The first three months of 2023 have been curious. Overall, the amount of industrial activity has waned.
By: Allen Buchanan, Pasadena Star News, March 25
As I write this column, there are approximately nine months remaining in 2023. Yes, the year is slipping by quickly.
And now with the tax deadline postponed until October – the landmark signaling “it’s time to get rolling” each year has vanished.
The first three months of 2023 have been curious. Overall, the amount of industrial activity has waned. Certainly, compared with Q1 of 22 but also compared with the last half of the year as interest rate hikes, inflationary pressures and global turmoil created uncertainty.
So what am I watching and what should we expect for the last gestation period of 2023?
The Federal Reserve
Our central bank is in a real quandary. On the one hand, inflation has proved stubborn – due primarily to consumer spending, the cost of shelter, and services.
On the other hand, if the Fed resumes its aggressive rate march up the ladder, it risks causing other bank failures. Also, a pause could be an indication they’re concerned about breaking something else that would further shake confidence.
Two weeks ago, I was in the camp expecting a 50-basis-point bump. Now, I believe we’ll see a 25-basis-point increase. This will increase the Fed Funds Rate to 4.83%.

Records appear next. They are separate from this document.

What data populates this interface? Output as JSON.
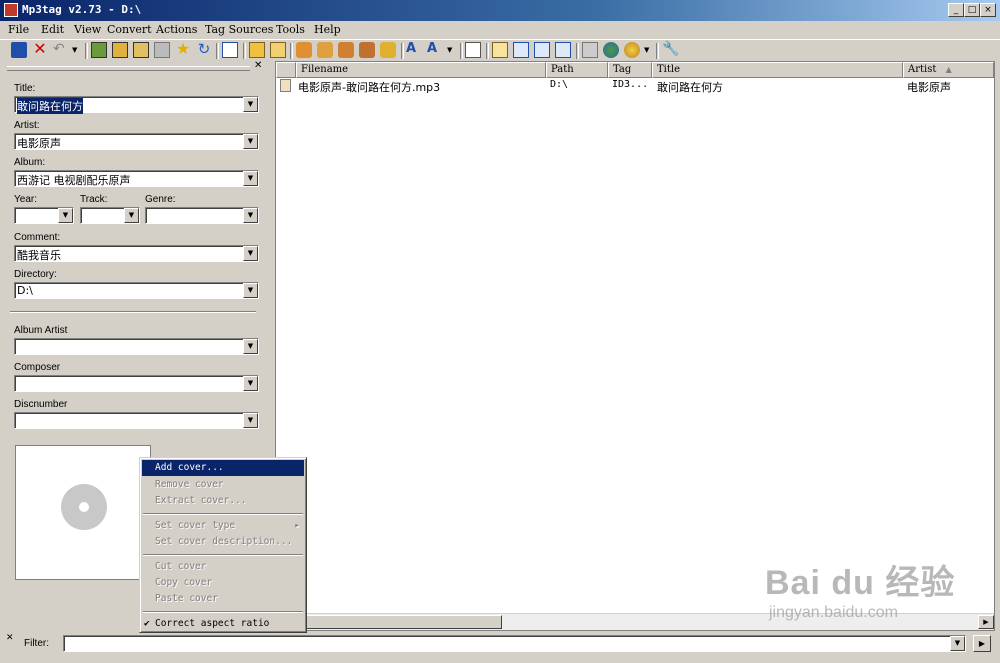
{
  "window": {
    "title": "Mp3tag v2.73  -  D:\\"
  },
  "menu": [
    "File",
    "Edit",
    "View",
    "Convert",
    "Actions",
    "Tag Sources",
    "Tools",
    "Help"
  ],
  "fields": {
    "title_label": "Title:",
    "title_value": "敢问路在何方",
    "artist_label": "Artist:",
    "artist_value": "电影原声",
    "album_label": "Album:",
    "album_value": "西游记 电视剧配乐原声",
    "year_label": "Year:",
    "track_label": "Track:",
    "genre_label": "Genre:",
    "comment_label": "Comment:",
    "comment_value": "酷我音乐",
    "directory_label": "Directory:",
    "directory_value": "D:\\",
    "album_artist_label": "Album Artist",
    "composer_label": "Composer",
    "discnumber_label": "Discnumber"
  },
  "list": {
    "columns": [
      "Filename",
      "Path",
      "Tag",
      "Title",
      "Artist"
    ],
    "rows": [
      {
        "filename": "电影原声-敢问路在何方.mp3",
        "path": "D:\\",
        "tag": "ID3...",
        "title": "敢问路在何方",
        "artist": "电影原声"
      }
    ]
  },
  "context_menu": {
    "add_cover": "Add cover...",
    "remove_cover": "Remove cover",
    "extract_cover": "Extract cover...",
    "set_cover_type": "Set cover type",
    "set_cover_description": "Set cover description...",
    "cut_cover": "Cut cover",
    "copy_cover": "Copy cover",
    "paste_cover": "Paste cover",
    "correct_aspect_ratio": "Correct aspect ratio",
    "check": "✔",
    "submenu_arrow": "▸"
  },
  "filter": {
    "label": "Filter:"
  },
  "watermark": {
    "brand": "Bai du 经验",
    "url": "jingyan.baidu.com"
  },
  "colors": {
    "selection": "#0a246a",
    "face": "#d4d0c8"
  }
}
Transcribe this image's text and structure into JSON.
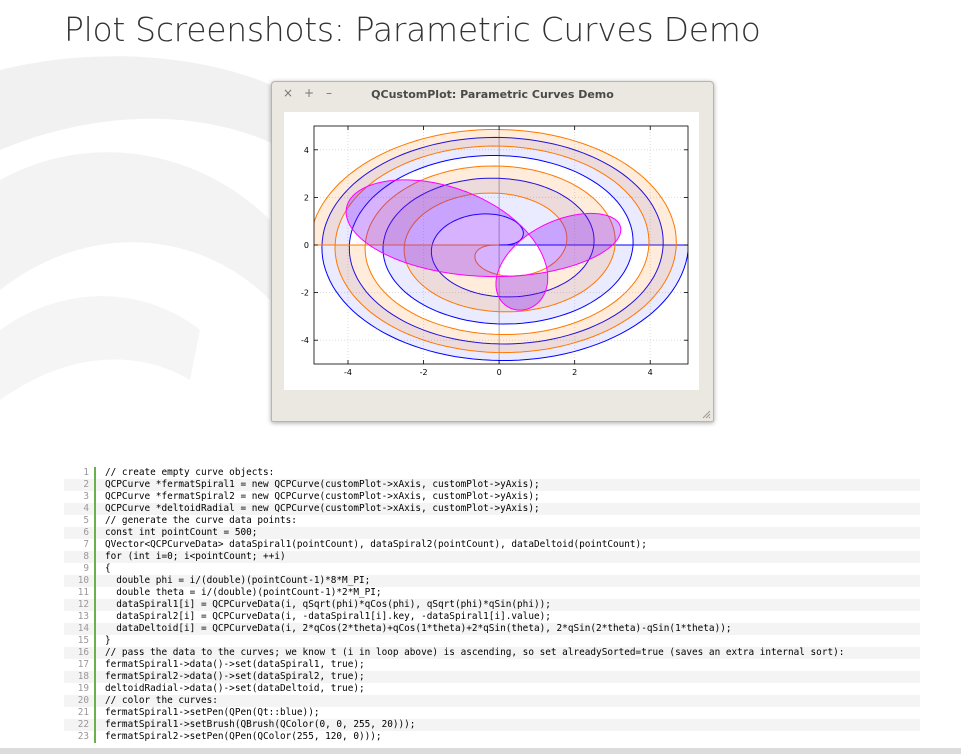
{
  "page": {
    "title": "Plot Screenshots: Parametric Curves Demo"
  },
  "window": {
    "title": "QCustomPlot: Parametric Curves Demo",
    "close_glyph": "×",
    "add_glyph": "+",
    "minimize_glyph": "–"
  },
  "plot": {
    "x_range": [
      -4.9,
      5.0
    ],
    "y_range": [
      -5.0,
      5.0
    ],
    "x_ticks": [
      -4,
      -2,
      0,
      2,
      4
    ],
    "y_ticks": [
      4,
      2,
      0,
      -2,
      -4
    ],
    "spiral1_color": "#0000ff",
    "spiral1_fill": "rgba(0,0,255,0.08)",
    "spiral2_color": "#ff7800",
    "spiral2_fill": "rgba(255,120,0,0.14)",
    "deltoid_color": "#ff00ff",
    "deltoid_fill": "rgba(120,0,255,0.30)",
    "zero_line_color": "#999999",
    "grid": true
  },
  "code": {
    "lines": [
      "// create empty curve objects:",
      "QCPCurve *fermatSpiral1 = new QCPCurve(customPlot->xAxis, customPlot->yAxis);",
      "QCPCurve *fermatSpiral2 = new QCPCurve(customPlot->xAxis, customPlot->yAxis);",
      "QCPCurve *deltoidRadial = new QCPCurve(customPlot->xAxis, customPlot->yAxis);",
      "// generate the curve data points:",
      "const int pointCount = 500;",
      "QVector<QCPCurveData> dataSpiral1(pointCount), dataSpiral2(pointCount), dataDeltoid(pointCount);",
      "for (int i=0; i<pointCount; ++i)",
      "{",
      "  double phi = i/(double)(pointCount-1)*8*M_PI;",
      "  double theta = i/(double)(pointCount-1)*2*M_PI;",
      "  dataSpiral1[i] = QCPCurveData(i, qSqrt(phi)*qCos(phi), qSqrt(phi)*qSin(phi));",
      "  dataSpiral2[i] = QCPCurveData(i, -dataSpiral1[i].key, -dataSpiral1[i].value);",
      "  dataDeltoid[i] = QCPCurveData(i, 2*qCos(2*theta)+qCos(1*theta)+2*qSin(theta), 2*qSin(2*theta)-qSin(1*theta));",
      "}",
      "// pass the data to the curves; we know t (i in loop above) is ascending, so set alreadySorted=true (saves an extra internal sort):",
      "fermatSpiral1->data()->set(dataSpiral1, true);",
      "fermatSpiral2->data()->set(dataSpiral2, true);",
      "deltoidRadial->data()->set(dataDeltoid, true);",
      "// color the curves:",
      "fermatSpiral1->setPen(QPen(Qt::blue));",
      "fermatSpiral1->setBrush(QBrush(QColor(0, 0, 255, 20)));",
      "fermatSpiral2->setPen(QPen(QColor(255, 120, 0)));"
    ]
  }
}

In January of last year, it was 0.58%. Will we reach a 6% target as anticipated this year? It’s unlikely at the point. But with the fluidity with which we saw events unfold over the past week, it wouldn’t shock me.
Class A Industrial Leasing Activity
Our market is delivering more Class A industrial inventory than ever since we began tracking such things in 1990.
Fueled by a low cost of money, large global manufacturers making a decision to sell their aging campuses and rabid developer appetites with an institutional credit card and desire for returns, we saw such name brands as Kimberly Clark, Boeing, Beckman, Kraft Heinz, National Oilwell Varco, Schneider Foods, Ricoh and others hit the exit ramp.
What’s resulted has been an array of beautiful new logistics spaces with all the new amenities of upgraded warehouse fire suppression, super high stacking capabilities and marvelous truck maneuvering.
Just over 2.7 million square feet of new addresses are open for business and seeking residents.
Goodman’s development in Fullerton — on the old Kimberly Clark site — has been noteworthy. Delivering first in an otherwise crowded waiting room and with size ranges not normally found in North Orange County, 100% of the 1.6 million square feet have been leased with recognized names such as Sprouts, Samsung and Bandai. Very successful!
What remains to be born are a number of buildings of essentially the same size range – 120,000-200,000 square feet. I believe we’ll see some lease rate softening in order to get all the buildings absorbed.
Office Building Defaults
A perfect storm is brewing in this category.
First, our hybrid working environment has cratered high-rise occupancy. Second, office deals are expensive to originate.
Once downtime, rent concessions, beneficial occupancy, tenant improvements and broker commission bonuses are computed, roughly half the income an owner will receive is pre-spent.
Next, our stock of office buildings in Orange County is aging and many don’t provide the modern experience today’s office tenants are seeking. Retrofitting these vintage spaces is extremely expensive. Plus, the investment doesn’t guarantee a higher level of occupancy or higher rent.
Finally, we’re in an unfavorable interest rate environment that is filled with lenders unwilling to loan on office space. My sense is some owners will opt to hand over the keys to the lender vs. investing a ton of money to bolster leasing activity.